Berlin (dpa) - Der Rapper Jay-Z hat bereits die Milliarden-Marke geknackt, aber Sean Combs, der als Puff Daddy bekannt wurde, ist ihm dicht auf den Fersen.

Das Wirtschaftsmagazin "Forbes" hat das Vermögen des Rappers zuletzt auf 740 Millionen Dollar geschätzt. Sean Combs - wahlweise auch P. Diddy oder nur Diddy - ist ein umtriebiger Entertainer und Geschäftsmann geworden, der seine Rap-Erfolge als Sprungbrett für seine zahlreichen Unternehmungen genutzt hat. Heute feiert er seinen 50. Geburtstag.

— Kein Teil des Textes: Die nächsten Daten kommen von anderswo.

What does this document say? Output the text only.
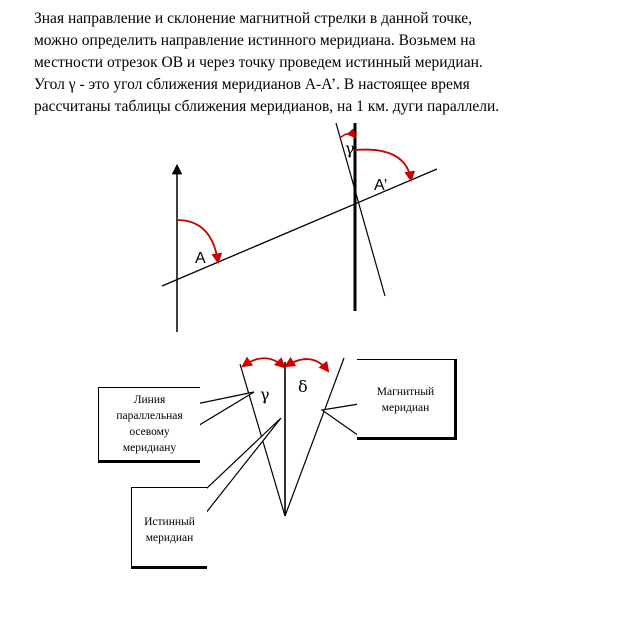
Зная направление и склонение магнитной стрелки в данной точке,
можно определить направление истинного меридиана. Возьмем на
местности отрезок ОВ и через точку проведем истинный меридиан.
Угол γ - это угол сближения меридианов А-А’. В настоящее время
рассчитаны таблицы сближения меридианов, на 1 км. дуги параллели.
А
А’
γ
γ δ
Линия
параллельная
осевому
меридиану
Истинный
меридиан
Магнитный
меридиан
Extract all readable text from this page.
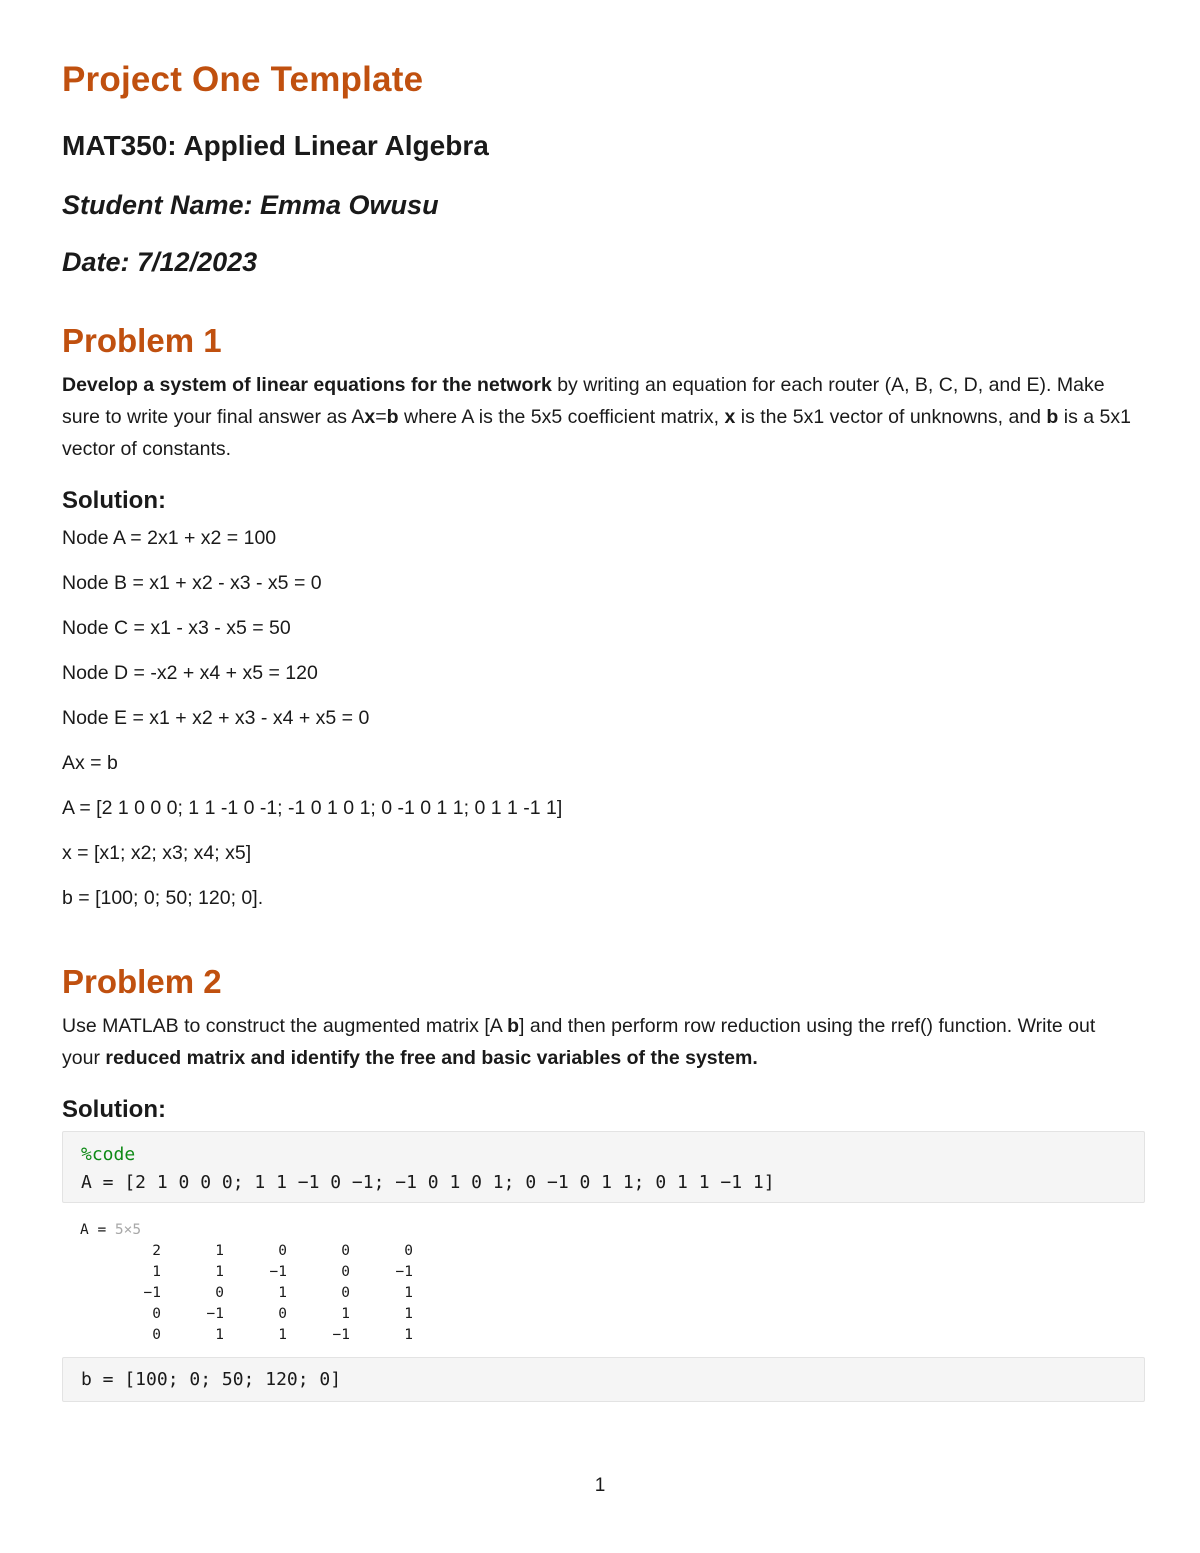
Project One Template
MAT350: Applied Linear Algebra
Student Name: Emma Owusu
Date: 7/12/2023
Problem 1

Develop a system of linear equations for the network by writing an equation for each router (A, B, C, D, and E). Make sure to write your final answer as Ax=b where A is the 5x5 coefficient matrix, x is the 5x1 vector of unknowns, and b is a 5x1 vector of constants.

Solution:

Node A = 2x1 + x2 = 100

Node B = x1 + x2 - x3 - x5 = 0

Node C = x1 - x3 - x5 = 50

Node D = -x2 + x4 + x5 = 120

Node E = x1 + x2 + x3 - x4 + x5 = 0

Ax = b

A = [2 1 0 0 0; 1 1 -1 0 -1; -1 0 1 0 1; 0 -1 0 1 1; 0 1 1 -1 1]

x = [x1; x2; x3; x4; x5]

b = [100; 0; 50; 120; 0].

Problem 2

Use MATLAB to construct the augmented matrix [A b] and then perform row reduction using the rref() function. Write out your reduced matrix and identify the free and basic variables of the system.

Solution:
%code
A = [2 1 0 0 0; 1 1 −1 0 −1; −1 0 1 0 1; 0 −1 0 1 1; 0 1 1 −1 1]
A = 5×5
2	1	0	0	0
1	1	−1	0	−1
−1	0	1	0	1
0	−1	0	1	1
0	1	1	−1	1
b = [100; 0; 50; 120; 0]
1
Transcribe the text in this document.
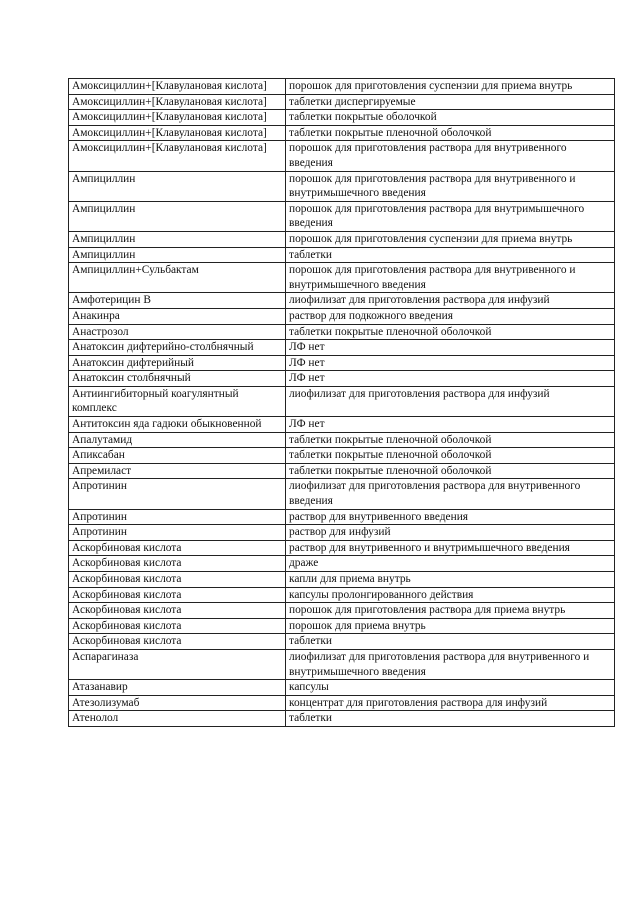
Амоксициллин+[Клавулановая кислота]	порошок для приготовления суспензии для приема внутрь
Амоксициллин+[Клавулановая кислота]	таблетки диспергируемые
Амоксициллин+[Клавулановая кислота]	таблетки покрытые оболочкой
Амоксициллин+[Клавулановая кислота]	таблетки покрытые пленочной оболочкой
Амоксициллин+[Клавулановая кислота]	порошок для приготовления раствора для внутривенного введения
Ампициллин	порошок для приготовления раствора для внутривенного и внутримышечного введения
Ампициллин	порошок для приготовления раствора для внутримышечного введения
Ампициллин	порошок для приготовления суспензии для приема внутрь
Ампициллин	таблетки
Ампициллин+Сульбактам	порошок для приготовления раствора для внутривенного и внутримышечного введения
Амфотерицин B	лиофилизат для приготовления раствора для инфузий
Анакинра	раствор для подкожного введения
Анастрозол	таблетки покрытые пленочной оболочкой
Анатоксин дифтерийно-столбнячный	ЛФ нет
Анатоксин дифтерийный	ЛФ нет
Анатоксин столбнячный	ЛФ нет
Антиингибиторный коагулянтный комплекс	лиофилизат для приготовления раствора для инфузий
Антитоксин яда гадюки обыкновенной	ЛФ нет
Апалутамид	таблетки покрытые пленочной оболочкой
Апиксабан	таблетки покрытые пленочной оболочкой
Апремиласт	таблетки покрытые пленочной оболочкой
Апротинин	лиофилизат для приготовления раствора для внутривенного введения
Апротинин	раствор для внутривенного введения
Апротинин	раствор для инфузий
Аскорбиновая кислота	раствор для внутривенного и внутримышечного введения
Аскорбиновая кислота	драже
Аскорбиновая кислота	капли для приема внутрь
Аскорбиновая кислота	капсулы пролонгированного действия
Аскорбиновая кислота	порошок для приготовления раствора для приема внутрь
Аскорбиновая кислота	порошок для приема внутрь
Аскорбиновая кислота	таблетки
Аспарагиназа	лиофилизат для приготовления раствора для внутривенного и внутримышечного введения
Атазанавир	капсулы
Атезолизумаб	концентрат для приготовления раствора для инфузий
Атенолол	таблетки
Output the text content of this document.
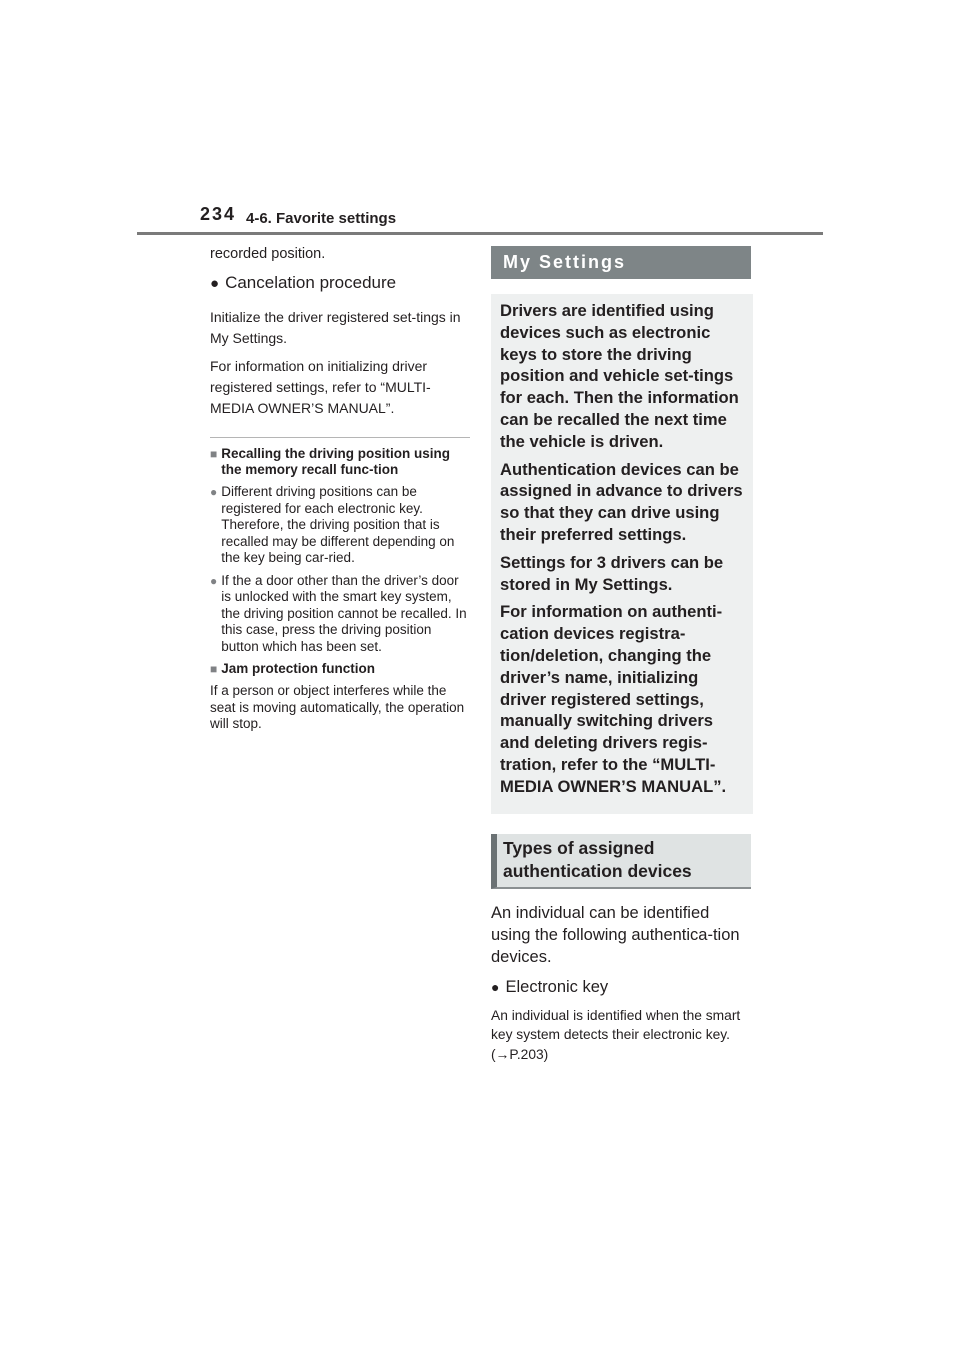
234 4-6. Favorite settings

recorded position.

● Cancelation procedure

Initialize the driver registered set-tings in My Settings.

For information on initializing driver registered settings, refer to “MULTI-MEDIA OWNER’S MANUAL”.

■ Recalling the driving position using the memory recall func-tion
● Different driving positions can be registered for each electronic key. Therefore, the driving position that is recalled may be different depending on the key being car-ried.
● If the a door other than the driver’s door is unlocked with the smart key system, the driving position cannot be recalled. In this case, press the driving position button which has been set.
■ Jam protection function

If a person or object interferes while the seat is moving automatically, the operation will stop.

My Settings

Drivers are identified using devices such as electronic keys to store the driving position and vehicle set-tings for each. Then the information can be recalled the next time the vehicle is driven.

Authentication devices can be assigned in advance to drivers so that they can drive using their preferred settings.

Settings for 3 drivers can be stored in My Settings.

For information on authenti-cation devices registra-tion/deletion, changing the driver’s name, initializing driver registered settings, manually switching drivers and deleting drivers regis-tration, refer to the “MULTI-MEDIA OWNER’S MANUAL”.

Types of assigned authentication devices

An individual can be identified using the following authentica-tion devices.

● Electronic key

An individual is identified when the smart key system detects their electronic key. (→P.203)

Er kreiert Mode, verkauft Parfüm, vertickte Deluxe-Autofelgen und verdient mit seinem Cîroc-Wodka ein Vermögen. Hip-Hop ist da inzwischen eher zu einer Randbeschäftigung geworden. Seine letzte Veröffentlichung liegt nun schon beinahe eine Dekade zurück.

Geboren 1969 in New York und vaterlos aufgewachsen, hat Combs mit einem unbändigen Willen zum Erfolg Ruhm und Vermögen angehäuft. Zielstrebig arbeitete er sich nach oben - von Anfang an. "Ich begann meine berufliche Laufbahn mit 12 Jahren als Zeitungsjunge", sagte er "Forbes".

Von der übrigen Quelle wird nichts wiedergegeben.